A Pathé, mais antigas das empresas de produção de filmes e equipamentos de cinema ainda em atividade, com todo o seu acervo de mais de 120 anos, foram comprados na década de 1990 pela família Seydoux. O acervo foi transformado na fundação que, a partir desta semana, estará aberta à visitação, com direito a uma sala de cinema para projeção de filmes mudos e acompanhamento permanente, ao vivo, de um pianista, da mesma forma como aconteciam as projeções nas primeiras décadas do século 20.

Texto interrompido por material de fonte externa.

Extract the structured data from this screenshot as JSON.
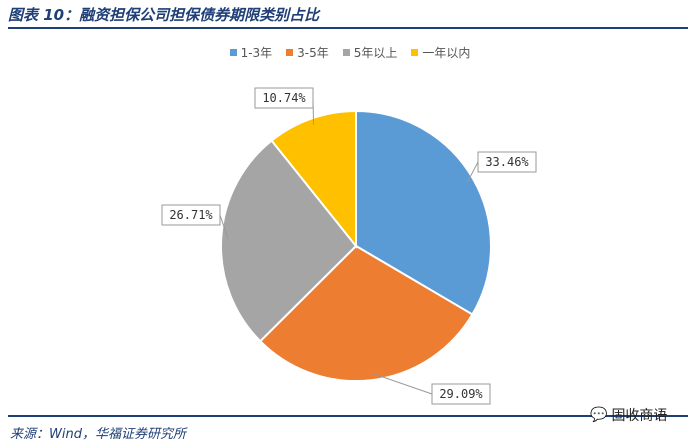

Um artista na trajetória da imprensa



Pouco conhecido no Brasil, Cândido Aragonez de Faria foi também um nome fundamental para a trajetória da imprensa – no Brasil, na Argentina e na França. Antes de seguir para Paris, Cândido e o irmão, Adolfo (que também seguiria para Paris, trilhando uma carreira bem-sucedida com um estúdio de fotografia), investiram em um ousado empreendimento jornalístico: no Rio de Janeiro, fundaram uma revista de caricatura e sátira que marcou época na década de 1870 – “O Mosquito”. Em 1878, Cândido deixa “O Mosquito” aos cuidados do irmão e vai para Porto Alegre, onde também funda outros dois importantes jornais ilustrados: “Diabrete” e “Fígaro”.











 



Nos três empreendimentos, Cândido Aragonez de Faria conquistou sucesso de público, mas também muitas dívidas e muitos desafetos políticos. Por conta das dívidas e dos desafetos, depois de um ano no Rio Grande do Sul, Cândido vai para a Argentina e, em Buenos Aires, trabalha como ilustrador e técnico de artes gráficas em vários jornais e revistas.

Em 1882, aos 33 anos, ele toma uma decisão radical: deixar Buenos Aires para tentar a sorte na Europa, fixando residência na França e abrindo seu próprio estúdio de mestre de ofício em Paris – o Ateliê Faria, que conseguiu enfrentar e superar a forte concorrência de outros artistas e seus tradicionais estúdios de produção, entre eles, alguns dos grandes pioneiros da Arte Moderna como Henri de Toulouse-Lautrec (1864–1901), mestre da pintura, da litografia e das técnicas mais avançadas para o design gráfico dos cartazes publicitários.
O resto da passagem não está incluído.